As shown in that schematic, the CT is sitting at 50% B+, and the diode bridge acts as two sets of full-wave rectifiers with one set developing -50% and the other set developing +50%. That has the distinct advantage of allowing each 100uF cap to be stiffly regulated, and not need balancing resistors per se. But put bleed resistors in if doing a clone imho. That is not an uncommon rectifier configuration.

The B+ load is going to be reasonably high, even at idle, due to the quad - that means the charging current pulses have a highish peak as the peak depends on the half-winding resistance (which is lower than for a full winding) and the load current and the use of a reasonably large 100uF value. I'd suggest the 0.22uF caps are there to avoid diode turn-off and recovery induced noise from becoming noticeable. The reverse recovery effect can be mitigated by using modern UF5408. The turn-off effect can be mitigated by using a 'tuned snubber', as per the quasi-modo test setup (over on diyaudio). The noise is generated by the leakage inductance in the power transformer, which if left untamed can often easily leak out past the diodes and splatter into sensitive parts of the circuitry - perhaps not noticeable, but likely to be seen on scope plots as it can also easily couple over into the heater and bias windings to 'get out'.

You may not notice and hence not worry about this issue, but if you do then I suggest at least use UF5408, and if you're really keen (and have enough instrumentation) then set up a quasi-modo style test - but note that the snubber capacitors must be AC rated for full-time 50% secondary voltage (plus margin) and be at least X rated (to avoid any stress if they start failing).

That rectifier configuration doesn't make it easy to fuse at the windings, and I'd suggest that if the B+ feed fuse popped then the OPT and choke would likely get hit with a stressful high voltage spike.

Thank you for this nice explanation. It's above my pay grade, but after reading it and researching a little further I think I sort of get it.

On this matter, FWIW and unless I'm mistaken...

The "failure mode" for components is considered in their selection for duty (and indicated in their type model by specs). And I think "snubber capacitors" are designed to fail "open", rather than fail "short".

So then it would be like they're not there at all. Makes sense.


Is it possible these things were spec'd in those early 70s units because there's no filter reservoir before the standby switch?

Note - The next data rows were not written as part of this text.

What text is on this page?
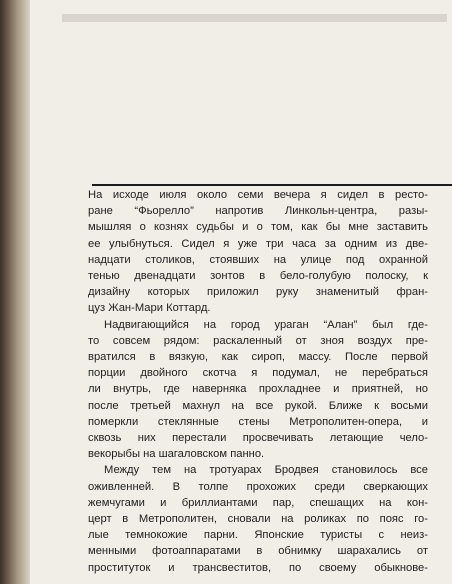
На исходе июля около семи вечера я сидел в ресто-
ране “Фьорелло” напротив Линкольн-центра, разы-
мышляя о кознях судьбы и о том, как бы мне заставить
ее улыбнуться. Сидел я уже три часа за одним из две-
надцати столиков, стоявших на улице под охранной
тенью двенадцати зонтов в бело-голубую полоску, к
дизайну которых приложил руку знаменитый фран-
цуз Жан-Мари Коттард.
Надвигающийся на город ураган “Алан” был где-
то совсем рядом: раскаленный от зноя воздух пре-
вратился в вязкую, как сироп, массу. После первой
порции двойного скотча я подумал, не перебраться
ли внутрь, где наверняка прохладнее и приятней, но
после третьей махнул на все рукой. Ближе к восьми
померкли стеклянные стены Метрополитен-опера, и
сквозь них перестали просвечивать летающие чело-
векорыбы на шагаловском панно.
Между тем на тротуарах Бродвея становилось все
оживленней. В толпе прохожих среди сверкающих
жемчугами и бриллиантами пар, спешащих на кон-
церт в Метрополитен, сновали на роликах по пояс го-
лые темнокожие парни. Японские туристы с неиз-
менными фотоаппаратами в обнимку шарахались от
проституток и трансвеститов, по своему обыкнове-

Possibly? This goes beyond MY pay grade. Maybe inrush charging the caps after the switch caused a problem with some switch in some test. It's possible a different switch was used in the actual amps and so never was a problem. Or that the standby switch location was ignored on other models with snubbers indicated in the schematics. I've often seen design artifacts in amps or their schematics that don't make immediate sense, but don't usually cause any harm. And in this case, as in others, it's not uncommon to see that the actual amps don't always match the factory schematic.